Así que decidí cambiar y empecé a hacer los trámites necesarios. Recuerdo que hasta una carta le escribí al Ministro de Educación, con mi letra, mis dificultades de redacción y mi vocabulario, que todavía era pobre. Logré explicar lo que yo quería: estudiar en una escuela de oyentes, y al corto tiempo me confirmaron que podía hacerlo.
Mis profesores de educación especial todavía se oponían, me decían que me costaría adaptarme. Sin embargo, les demostré que podía, con la ayuda de mi familia y de algunos maestros de la escuela a la que fui. Más allá del cambio pude concluir la primaria.
La secundaria básica fue una etapa muy linda, sobre todo por las relaciones con mis compañeros y profesores, y por la participación en múltiples actividades. Al terminar fui el tercer expediente en el escalafón y me gané el preuniversitario. En esa otra etapa incrementé mi hábito de lectura y mi lenguaje dio un salto de calidad significativo.
La segunda gran dificultad empezó al entrar a la universidad, a la carrera de Cultura Física. Ahí el gran reto era entender las explicaciones de los profesores, que, por cierto, no siempre creían en mí. Así que tuve que esforzarme mucho hasta defender mi tesis. Me gradué en el 2007 con 4.66 puntos de promedio y 5 puntos en mi trabajo de diploma.
Luego hice una maestría en Bioenergética en la Facultad del Hospital Miguel Enríquez, y esta fue la tercera dificultad que enfrenté. Encontré muchas incomprensiones, hasta que me conocieron mejor y supieron de qué era capaz. Pude terminar la maestría y hacer una tesis dedicada a niñas y niños sordos con implante coclear. Obtuve la máxima calificación con felicitaciones y a partir de esa experiencia sentí la necesidad de ser consejera de discapacitados auditivos.

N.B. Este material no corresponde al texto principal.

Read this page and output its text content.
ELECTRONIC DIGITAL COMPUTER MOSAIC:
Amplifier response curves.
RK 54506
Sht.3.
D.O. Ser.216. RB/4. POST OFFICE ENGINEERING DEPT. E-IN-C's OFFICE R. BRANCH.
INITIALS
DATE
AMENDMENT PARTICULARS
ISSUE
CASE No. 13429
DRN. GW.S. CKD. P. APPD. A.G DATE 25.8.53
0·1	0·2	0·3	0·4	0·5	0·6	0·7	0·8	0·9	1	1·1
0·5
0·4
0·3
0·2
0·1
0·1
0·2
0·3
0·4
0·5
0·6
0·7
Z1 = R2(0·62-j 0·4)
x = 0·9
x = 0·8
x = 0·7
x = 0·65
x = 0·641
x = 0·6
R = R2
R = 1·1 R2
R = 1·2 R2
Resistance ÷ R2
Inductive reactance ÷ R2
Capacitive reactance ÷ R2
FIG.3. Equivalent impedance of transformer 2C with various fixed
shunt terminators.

Con todas estas motivaciones decidí estudiar Psicología. ¡Eso sí fue algo inesperado! Me facilitaron la entrada a la Universidad de La Habana y me pregunté: ¿por qué no? Fui y matriculé. Me gradué el año pasado, en 2019, con 4.48 puntos de promedio y una investigación de grado titulada “Percepción de la atención clínico psicológica a las personas sordas”.

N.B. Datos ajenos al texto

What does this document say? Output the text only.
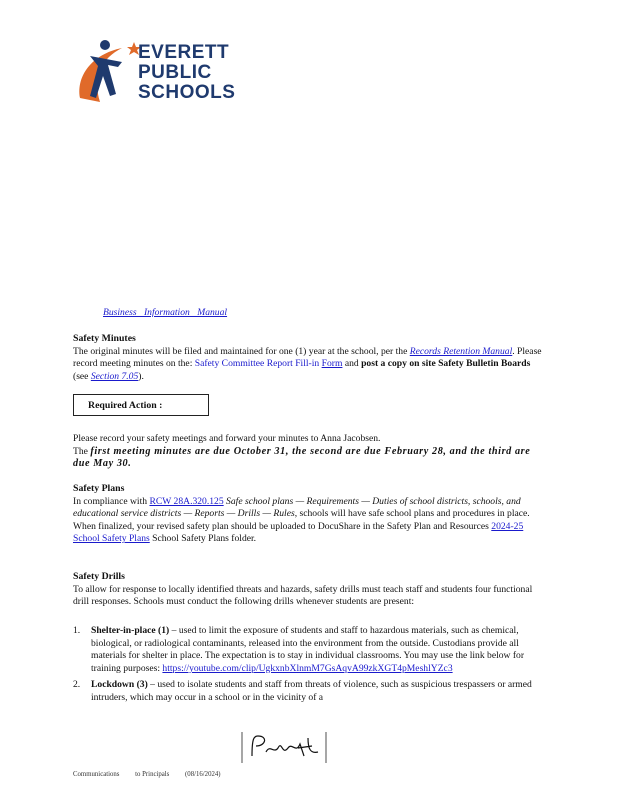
EVERETT
PUBLIC
SCHOOLS
Business Information Manual
Safety Minutes
The original minutes will be filed and maintained for one (1) year at the school, per the Records Retention Manual. Please record meeting minutes on the: Safety Committee Report Fill-in Form and post a copy on site Safety Bulletin Boards (see Section 7.05).
Required Action :
Please record your safety meetings and forward your minutes to Anna Jacobsen.
The first meeting minutes are due October 31, the second are due February 28, and the third are due May 30.
Safety Plans
In compliance with RCW 28A.320.125 Safe school plans — Requirements — Duties of school districts, schools, and educational service districts — Reports — Drills — Rules, schools will have safe school plans and procedures in place. When finalized, your revised safety plan should be uploaded to DocuShare in the Safety Plan and Resources 2024-25 School Safety Plans School Safety Plans folder.
Safety Drills
To allow for response to locally identified threats and hazards, safety drills must teach staff and students four functional drill responses. Schools must conduct the following drills whenever students are present:
1. Shelter-in-place (1) – used to limit the exposure of students and staff to hazardous materials, such as chemical, biological, or radiological contaminants, released into the environment from the outside. Custodians provide all materials for shelter in place. The expectation is to stay in individual classrooms. You may use the link below for training purposes: https://youtube.com/clip/UgkxnbXlnmM7GsAqvA99zkXGT4pMeshlYZc3
2. Lockdown (3) – used to isolate students and staff from threats of violence, such as suspicious trespassers or armed intruders, which may occur in a school or in the vicinity of a
Communications to Principals (08/16/2024)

Ese período tampoco fue fácil. En las clases tenía que estar en la primera mesa para poder escribir. Hablaba con los profesores, les pedía que se pararan delante de mí, pero a veces se olvidaban, pues yo era la única sorda en el aula. Estuve a punto de suspender exámenes, porque no captaba toda la información. Incluso hubo pruebas de las que me enteré tarde, y tuve poco tiempo para estudiar. Afortunadamente lo logré.
Como trabajadora, primero fui profesora de cultura física en un combinado deportivo durante siete años, donde me sentía muy bien acompañada, hasta que tuve que pedir la baja, porque cursaba el segundo año de Psicología y no podía trabajar y estudiar a la vez. Ahora estoy en mi segundo trabajo, y también me siento muy bien.

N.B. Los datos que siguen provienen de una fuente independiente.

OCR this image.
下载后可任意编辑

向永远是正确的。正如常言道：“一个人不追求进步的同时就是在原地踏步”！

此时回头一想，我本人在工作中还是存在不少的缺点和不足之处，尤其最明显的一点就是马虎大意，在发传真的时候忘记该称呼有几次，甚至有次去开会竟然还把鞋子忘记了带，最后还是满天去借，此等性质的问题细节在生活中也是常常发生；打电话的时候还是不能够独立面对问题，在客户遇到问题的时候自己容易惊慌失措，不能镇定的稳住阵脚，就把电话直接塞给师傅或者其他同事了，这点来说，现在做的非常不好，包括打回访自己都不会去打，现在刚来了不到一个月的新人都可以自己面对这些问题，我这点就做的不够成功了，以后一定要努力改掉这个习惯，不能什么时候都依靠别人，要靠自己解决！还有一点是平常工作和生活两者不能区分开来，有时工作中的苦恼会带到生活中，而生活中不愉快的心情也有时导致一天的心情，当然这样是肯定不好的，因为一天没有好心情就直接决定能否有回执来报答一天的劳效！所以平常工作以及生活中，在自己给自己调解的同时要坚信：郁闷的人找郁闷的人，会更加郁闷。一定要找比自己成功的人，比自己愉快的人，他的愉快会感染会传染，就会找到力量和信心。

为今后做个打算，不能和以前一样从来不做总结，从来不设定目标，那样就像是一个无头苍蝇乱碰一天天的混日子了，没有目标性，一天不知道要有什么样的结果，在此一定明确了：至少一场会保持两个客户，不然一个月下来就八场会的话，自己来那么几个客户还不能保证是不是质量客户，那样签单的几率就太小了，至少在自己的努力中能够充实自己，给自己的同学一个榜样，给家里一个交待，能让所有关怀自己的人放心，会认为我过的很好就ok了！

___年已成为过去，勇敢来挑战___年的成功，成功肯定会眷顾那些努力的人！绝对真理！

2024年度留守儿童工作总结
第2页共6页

Dentro de mis posibilidades, trato de ayudar a niñas y niños sordos. Aconsejo a las familias, les aclaro cualquier duda. Les insisto en que la mejor forma de ayudar a las personas con discapacidad auditiva es mejorando la comunicación desde el punto de vista afectivo. La familia debe tener paciencia, mucha voluntad y esperanza. No puede rendirse. Al final del camino, los niños logran hablar, logran aprender.
Y la sociedad también puede ayudar. Siempre que encontremos una persona sorda hay que tratar de conocerla, de comprenderla, sin prejuicios. Hay que averiguar qué puede aportar. Existen mecanismos para comunicarse con las personas sordas: hablar de frente, de cerca, cara a cara, despacio; pero lo más importante es conocerla, si no la conocemos no podemos ayudarla.